Pat Hogan (born Thurman Lee Haas; February 3, 1920 – November 21, 1966) was an American actor. He mostly played Native Americans over the course of his career. He was best known for his portrayal of Chief Red Stick in the film Davy Crockett, King of the Wild Frontier (1955).

Career 
Born in Oklahoma to Claude Red Elk and Ann McTigue, Hogan was a member of the Oneida tribe. He attended Roosevelt High School in St. Louis and Pasadena Junior College, where he studied art. 

He appeared in many western  television series and a few movies. Onstage, he starred in Arrowhead (1953), The Last Frontier  (1955), Indian Paint  (1965). Indian Paint starred his brothers-in-law, Johnny Crawford and Robert L. "Bobby" Crawford Jr. He was married to their sister, who now goes by the name of Nance Crawford. She was listed in his obituary as Nancy Scott. Three children survive, including Shawna, Brian, and Kathie.

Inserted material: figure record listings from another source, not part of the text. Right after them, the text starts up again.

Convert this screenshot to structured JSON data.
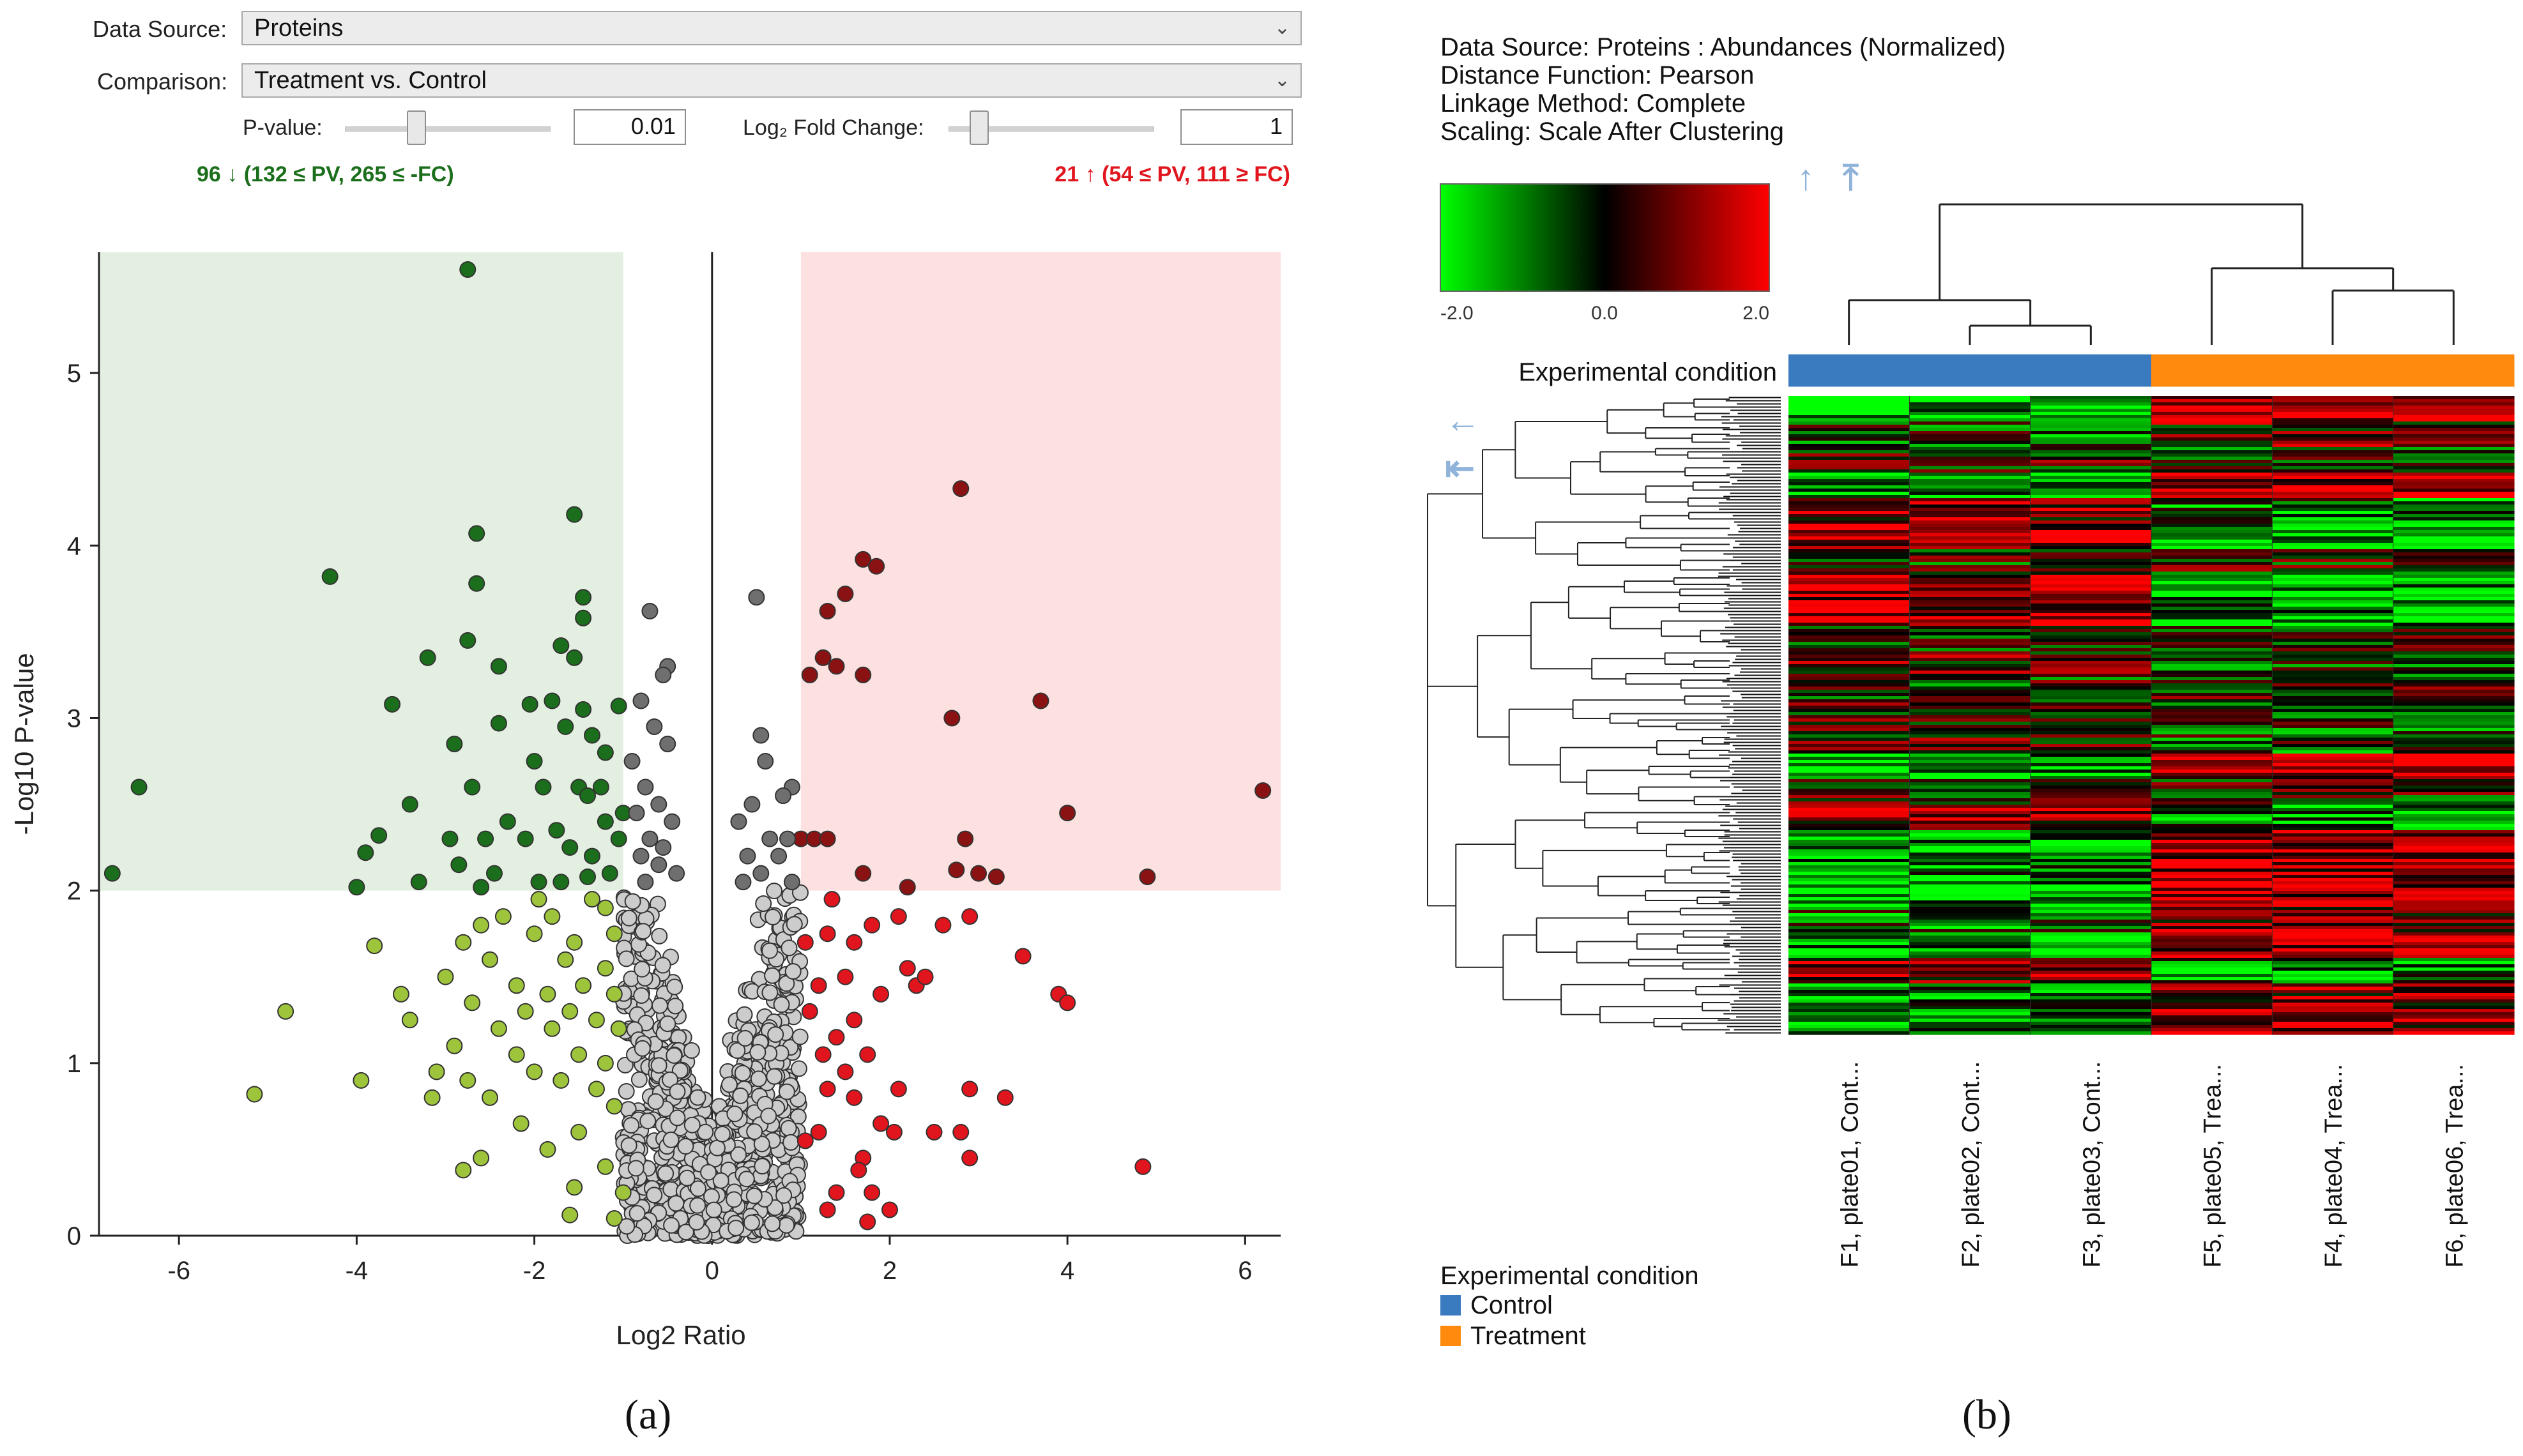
{
  "controls": {
    "data_source_label": "Data Source:",
    "data_source_value": "Proteins",
    "comparison_label": "Comparison:",
    "comparison_value": "Treatment vs. Control",
    "pvalue_label": "P-value:",
    "pvalue_value": "0.01",
    "fc_label": "Log₂ Fold Change:",
    "fc_value": "1",
    "down_summary": "96 ↓ (132 ≤ PV, 265 ≤ -FC)",
    "up_summary": "21 ↑ (54 ≤ PV, 111 ≥ FC)",
    "down_color": "#1b6e1b",
    "up_color": "#e0151d",
    "pvalue_slider_fraction": 0.35,
    "fc_slider_fraction": 0.15
  },
  "chart_data": [
    {
      "type": "scatter",
      "chart_kind": "volcano",
      "title": "",
      "xlabel": "Log2 Ratio",
      "ylabel": "-Log10 P-value",
      "xlim": [
        -6.9,
        6.4
      ],
      "ylim": [
        0,
        5.7
      ],
      "xticks": [
        -6,
        -4,
        -2,
        0,
        2,
        4,
        6
      ],
      "yticks": [
        0,
        1,
        2,
        3,
        4,
        5
      ],
      "thresholds": {
        "log2fc": 1,
        "neg_log10_p": 2
      },
      "regions": [
        {
          "name": "down",
          "x": [
            -6.9,
            -1
          ],
          "y": [
            2,
            5.7
          ],
          "color": "#e3f0e1"
        },
        {
          "name": "up",
          "x": [
            1,
            6.4
          ],
          "y": [
            2,
            5.7
          ],
          "color": "#fde0e0"
        }
      ],
      "series": [
        {
          "class": "significant-down",
          "color": "#1b6e1b",
          "points": [
            [
              -2.75,
              5.6
            ],
            [
              -1.55,
              4.18
            ],
            [
              -2.65,
              4.07
            ],
            [
              -4.3,
              3.82
            ],
            [
              -1.45,
              3.7
            ],
            [
              -2.65,
              3.78
            ],
            [
              -1.45,
              3.58
            ],
            [
              -2.75,
              3.45
            ],
            [
              -1.7,
              3.42
            ],
            [
              -1.55,
              3.35
            ],
            [
              -3.2,
              3.35
            ],
            [
              -2.4,
              3.3
            ],
            [
              -3.6,
              3.08
            ],
            [
              -2.05,
              3.08
            ],
            [
              -1.8,
              3.1
            ],
            [
              -1.45,
              3.05
            ],
            [
              -1.05,
              3.07
            ],
            [
              -2.4,
              2.97
            ],
            [
              -1.65,
              2.95
            ],
            [
              -1.35,
              2.9
            ],
            [
              -1.2,
              2.8
            ],
            [
              -2.9,
              2.85
            ],
            [
              -2.0,
              2.75
            ],
            [
              -1.9,
              2.6
            ],
            [
              -1.5,
              2.6
            ],
            [
              -1.25,
              2.6
            ],
            [
              -1.4,
              2.55
            ],
            [
              -2.7,
              2.6
            ],
            [
              -3.4,
              2.5
            ],
            [
              -2.3,
              2.4
            ],
            [
              -1.75,
              2.35
            ],
            [
              -1.2,
              2.4
            ],
            [
              -1.0,
              2.45
            ],
            [
              -3.75,
              2.32
            ],
            [
              -2.95,
              2.3
            ],
            [
              -2.55,
              2.3
            ],
            [
              -2.1,
              2.3
            ],
            [
              -1.6,
              2.25
            ],
            [
              -1.35,
              2.2
            ],
            [
              -1.05,
              2.3
            ],
            [
              -3.9,
              2.22
            ],
            [
              -2.85,
              2.15
            ],
            [
              -2.45,
              2.1
            ],
            [
              -1.95,
              2.05
            ],
            [
              -1.7,
              2.05
            ],
            [
              -1.4,
              2.08
            ],
            [
              -1.15,
              2.1
            ],
            [
              -4.0,
              2.02
            ],
            [
              -3.3,
              2.05
            ],
            [
              -2.6,
              2.02
            ],
            [
              -6.45,
              2.6
            ],
            [
              -6.75,
              2.1
            ]
          ]
        },
        {
          "class": "significant-up",
          "color": "#8b1212",
          "points": [
            [
              2.8,
              4.33
            ],
            [
              1.7,
              3.92
            ],
            [
              1.85,
              3.88
            ],
            [
              1.5,
              3.72
            ],
            [
              1.3,
              3.62
            ],
            [
              1.25,
              3.35
            ],
            [
              1.4,
              3.3
            ],
            [
              1.7,
              3.25
            ],
            [
              1.1,
              3.25
            ],
            [
              3.7,
              3.1
            ],
            [
              2.7,
              3.0
            ],
            [
              6.2,
              2.58
            ],
            [
              2.85,
              2.3
            ],
            [
              4.0,
              2.45
            ],
            [
              1.0,
              2.3
            ],
            [
              1.15,
              2.3
            ],
            [
              1.3,
              2.3
            ],
            [
              2.75,
              2.12
            ],
            [
              3.0,
              2.1
            ],
            [
              3.2,
              2.08
            ],
            [
              1.7,
              2.1
            ],
            [
              2.2,
              2.02
            ],
            [
              4.9,
              2.08
            ]
          ]
        },
        {
          "class": "fc-only",
          "color": "#e0151d",
          "points": [
            [
              1.35,
              1.95
            ],
            [
              1.8,
              1.8
            ],
            [
              2.1,
              1.85
            ],
            [
              2.9,
              1.85
            ],
            [
              2.6,
              1.8
            ],
            [
              1.3,
              1.75
            ],
            [
              1.6,
              1.7
            ],
            [
              2.2,
              1.55
            ],
            [
              1.5,
              1.5
            ],
            [
              1.05,
              1.7
            ],
            [
              1.2,
              1.45
            ],
            [
              2.3,
              1.45
            ],
            [
              2.4,
              1.5
            ],
            [
              3.5,
              1.62
            ],
            [
              1.9,
              1.4
            ],
            [
              1.1,
              1.3
            ],
            [
              1.6,
              1.25
            ],
            [
              1.4,
              1.15
            ],
            [
              1.75,
              1.05
            ],
            [
              1.25,
              1.05
            ],
            [
              3.9,
              1.4
            ],
            [
              4.0,
              1.35
            ],
            [
              1.5,
              0.95
            ],
            [
              2.1,
              0.85
            ],
            [
              1.3,
              0.85
            ],
            [
              1.6,
              0.8
            ],
            [
              2.9,
              0.85
            ],
            [
              3.3,
              0.8
            ],
            [
              1.2,
              0.6
            ],
            [
              1.9,
              0.65
            ],
            [
              2.05,
              0.6
            ],
            [
              2.5,
              0.6
            ],
            [
              1.05,
              0.55
            ],
            [
              1.7,
              0.45
            ],
            [
              2.9,
              0.45
            ],
            [
              2.8,
              0.6
            ],
            [
              1.65,
              0.38
            ],
            [
              4.85,
              0.4
            ],
            [
              1.4,
              0.25
            ],
            [
              1.8,
              0.25
            ],
            [
              2.0,
              0.15
            ],
            [
              1.3,
              0.15
            ],
            [
              1.75,
              0.08
            ]
          ]
        },
        {
          "class": "pv-only",
          "color": "#9ec43c",
          "points": [
            [
              -2.6,
              1.8
            ],
            [
              -1.35,
              1.95
            ],
            [
              -1.95,
              1.95
            ],
            [
              -2.35,
              1.85
            ],
            [
              -1.8,
              1.85
            ],
            [
              -1.2,
              1.9
            ],
            [
              -1.55,
              1.7
            ],
            [
              -2.8,
              1.7
            ],
            [
              -2.0,
              1.75
            ],
            [
              -1.1,
              1.75
            ],
            [
              -3.8,
              1.68
            ],
            [
              -2.5,
              1.6
            ],
            [
              -1.65,
              1.6
            ],
            [
              -1.2,
              1.55
            ],
            [
              -3.0,
              1.5
            ],
            [
              -2.2,
              1.45
            ],
            [
              -1.45,
              1.45
            ],
            [
              -1.85,
              1.4
            ],
            [
              -1.1,
              1.4
            ],
            [
              -2.7,
              1.35
            ],
            [
              -3.5,
              1.4
            ],
            [
              -2.1,
              1.3
            ],
            [
              -1.6,
              1.3
            ],
            [
              -1.3,
              1.25
            ],
            [
              -4.8,
              1.3
            ],
            [
              -3.4,
              1.25
            ],
            [
              -2.4,
              1.2
            ],
            [
              -1.8,
              1.2
            ],
            [
              -1.05,
              1.2
            ],
            [
              -2.9,
              1.1
            ],
            [
              -2.2,
              1.05
            ],
            [
              -1.5,
              1.05
            ],
            [
              -1.2,
              1.0
            ],
            [
              -3.1,
              0.95
            ],
            [
              -2.0,
              0.95
            ],
            [
              -1.7,
              0.9
            ],
            [
              -3.95,
              0.9
            ],
            [
              -2.75,
              0.9
            ],
            [
              -1.3,
              0.85
            ],
            [
              -2.5,
              0.8
            ],
            [
              -1.1,
              0.75
            ],
            [
              -3.15,
              0.8
            ],
            [
              -5.15,
              0.82
            ],
            [
              -2.15,
              0.65
            ],
            [
              -1.5,
              0.6
            ],
            [
              -1.85,
              0.5
            ],
            [
              -2.6,
              0.45
            ],
            [
              -1.2,
              0.4
            ],
            [
              -2.8,
              0.38
            ],
            [
              -1.55,
              0.28
            ],
            [
              -1.0,
              0.25
            ],
            [
              -1.6,
              0.12
            ],
            [
              -1.1,
              0.1
            ]
          ]
        },
        {
          "class": "not-significant",
          "color": "#cccccc",
          "jitter_cloud": {
            "x_range": [
              -1.0,
              1.0
            ],
            "y_range": [
              0,
              2.0
            ],
            "count": 900,
            "note": ""
          }
        },
        {
          "class": "pv-significant-fc-insignificant",
          "color": "#6f6f6f",
          "points": [
            [
              -0.7,
              3.62
            ],
            [
              0.5,
              3.7
            ],
            [
              -0.5,
              3.3
            ],
            [
              -0.55,
              3.25
            ],
            [
              -0.8,
              3.1
            ],
            [
              -0.65,
              2.95
            ],
            [
              -0.5,
              2.85
            ],
            [
              -0.9,
              2.75
            ],
            [
              -0.75,
              2.6
            ],
            [
              -0.6,
              2.5
            ],
            [
              -0.85,
              2.45
            ],
            [
              -0.45,
              2.4
            ],
            [
              -0.7,
              2.3
            ],
            [
              -0.55,
              2.25
            ],
            [
              -0.8,
              2.2
            ],
            [
              -0.6,
              2.15
            ],
            [
              -0.4,
              2.1
            ],
            [
              -0.75,
              2.05
            ],
            [
              0.55,
              2.9
            ],
            [
              0.6,
              2.75
            ],
            [
              0.9,
              2.6
            ],
            [
              0.8,
              2.55
            ],
            [
              0.45,
              2.5
            ],
            [
              0.3,
              2.4
            ],
            [
              0.65,
              2.3
            ],
            [
              0.4,
              2.2
            ],
            [
              0.75,
              2.2
            ],
            [
              0.55,
              2.1
            ],
            [
              0.9,
              2.05
            ],
            [
              0.35,
              2.05
            ],
            [
              0.85,
              2.3
            ]
          ]
        }
      ]
    },
    {
      "type": "heatmap",
      "meta": {
        "data_source": "Data Source: Proteins : Abundances (Normalized)",
        "distance": "Distance Function: Pearson",
        "linkage": "Linkage Method: Complete",
        "scaling": "Scaling: Scale After Clustering"
      },
      "color_scale": {
        "min_label": "-2.0",
        "mid_label": "0.0",
        "max_label": "2.0",
        "low_color": "#00ff00",
        "mid_color": "#000000",
        "high_color": "#ff0000"
      },
      "annotation_label": "Experimental condition",
      "columns": [
        "F1, plate01, Cont...",
        "F2, plate02, Cont...",
        "F3, plate03, Cont...",
        "F5, plate05, Trea...",
        "F4, plate04, Trea...",
        "F6, plate06, Trea..."
      ],
      "column_groups": [
        "Control",
        "Control",
        "Control",
        "Treatment",
        "Treatment",
        "Treatment"
      ],
      "legend_title": "Experimental condition",
      "legend": [
        {
          "name": "Control",
          "color": "#3a7bbf"
        },
        {
          "name": "Treatment",
          "color": "#ff8a0d"
        }
      ]
    }
  ],
  "sub_labels": {
    "a": "(a)",
    "b": "(b)"
  }
}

Hogan debuted on film in Fix Bayonets (1952).

In 1954, Hogan portrayed Chief Red Stick in Walt Disney's "Davy Crockett, Indian Fighter" starring Fess Parker. In 1955, at 34, Hogan played the role of 20-year-old Crawford Goldsby, or the outlaw Cherokee Bill, in the syndicated television series, Stories of the Century, starring and narrated by Jim Davis. Hogan then portrayed Black Cloud in the CBS series Brave Eagle (1955–56) starring Keith Larsen in the title role. He played Sam Peachpit in the syndicated Casey Jones (1957) and Rivas in the NBC adventure series Northwest Passage (1958). 

In the 1950s and 1960s, he guest-starred in such programs as The Rifleman, Gunsmoke, Broken Arrow, Crossroads, Zorro, Daniel Boone and Texas John Slaughter. His last appearance was in the film Indian Paint (1965) with Jay Silverheels.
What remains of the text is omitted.